One aspect of her resolution that Ms. Jordan didn’t have to learn was how to pray for her strangers, because she prayed for abundant blessings in their current circumstances. For Meredith, a circle of caring friends and relatives like those surrounding her mother; for Ron, someone to . . . listen to his dried-up dreams until they can regain new life. For Trisha, courage and endurance until she found a job; for Sharon, . . . strength in this season as she battles fear and exhaustion, cares for people all day, and goes home to take care of her husband after serious surgery. For the lonely woman in the express lane, Ms. Jordan prayed . . . that she’d meet a better person than I am. For the couple at the bus stop, she asked for a network of kind assistance all the way home.

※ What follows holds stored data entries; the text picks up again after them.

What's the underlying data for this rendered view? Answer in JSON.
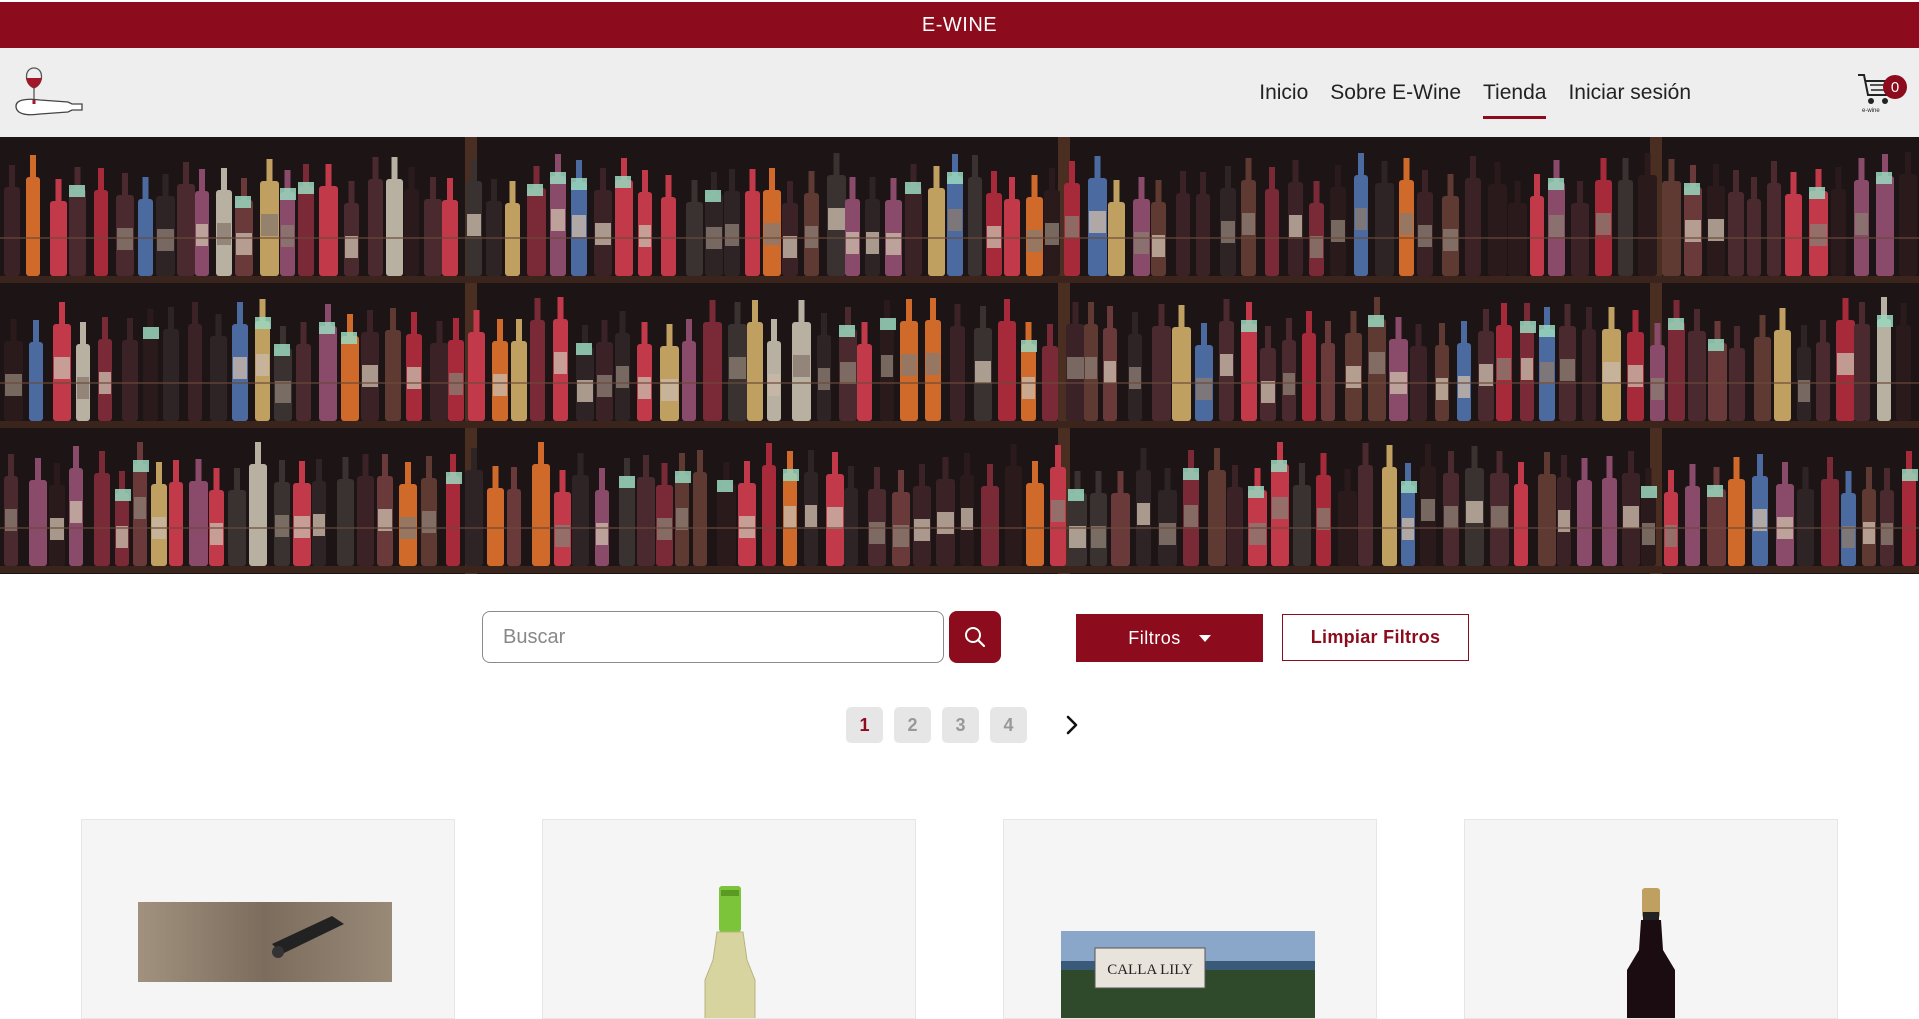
{
  "banner": {
    "title": "E-WINE"
  },
  "nav": {
    "links": [
      {
        "label": "Inicio",
        "active": false
      },
      {
        "label": "Sobre E-Wine",
        "active": false
      },
      {
        "label": "Tienda",
        "active": true
      },
      {
        "label": "Iniciar sesión",
        "active": false
      }
    ],
    "cart": {
      "count": "0",
      "caption": "e-wine",
      "icon": "cart-icon"
    },
    "logo": {
      "icon": "wine-glass-bottle-logo"
    }
  },
  "hero": {
    "image": "wine-shelves-photo"
  },
  "search": {
    "placeholder": "Buscar",
    "value": "",
    "icon": "search-icon"
  },
  "filters": {
    "label": "Filtros",
    "clear_label": "Limpiar Filtros"
  },
  "pagination": {
    "pages": [
      "1",
      "2",
      "3",
      "4"
    ],
    "current": "1",
    "next_icon": "chevron-right-icon"
  },
  "products": [
    {
      "image": "corkscrew-photo"
    },
    {
      "image": "white-wine-bottle"
    },
    {
      "image": "calla-lily-winery-photo",
      "sign_text": "CALLA LILY"
    },
    {
      "image": "red-wine-bottle"
    }
  ],
  "colors": {
    "brand": "#8c0b1c",
    "nav_bg": "#eeeeee",
    "card_bg": "#f5f5f5"
  }
}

Praying for a stranger every day during 2009 reaped rewards that Ms. Jordan never anticipated. First, she didn’t cave in to fears about her sons; as she helped other people carry their burdens, her own lightened. After a lifetime of striving for holy solitude, Ms. Jordan realized that . . . she was born to lose herself in humanity. From having to pray, Ms. Jordan ascended to wanting to pray for her daily stranger, a practice she continues today. Gradually, she noted in the strangers’ eyes that her moments of sincere connection made their world a better place.
Ms. Jordan’s little book has the potential of mending our era’s social disconnection as we realize that so many people crave recognition. That said, you’re probably wondering, Reading Friends, if I’m praying for strangers everyday. NO, but when a clerk explained in great detail the results of Alka Plus on her stomach, I caught myself wondering why she thought I cared and listened with rapt attention. A few stores later, I smiled at a man grouching because the credit card machine wasn’t working and the lady in front of him had no cash. He was so surprised that he stopped grumbling for a few seconds and the no-cash lady turned around to see what happened. Not momentous changes, but more than I would have done before reading Praying for Strangers. I’ve always wondered what people meant about life-changing books, and now I know. Thank you, Ms. Jordan!
River Jordan is a . . . southerner with a global perspective. She began as a playwright and worked with the Loblolly Theater Group in Pensacola, Florida, for over ten years. An acclaimed Southern Gothic author, she published The Gin Girl (2003) her first novel and The Miracle of Mercy Land (2010) her latest.
Praying for Strangers is her first narrative non-fiction. Ms. Jordan travels the country speaking about The Power of the Story and produces and hosts Clearstory Radio in Nashville, Tennessee, where she lives.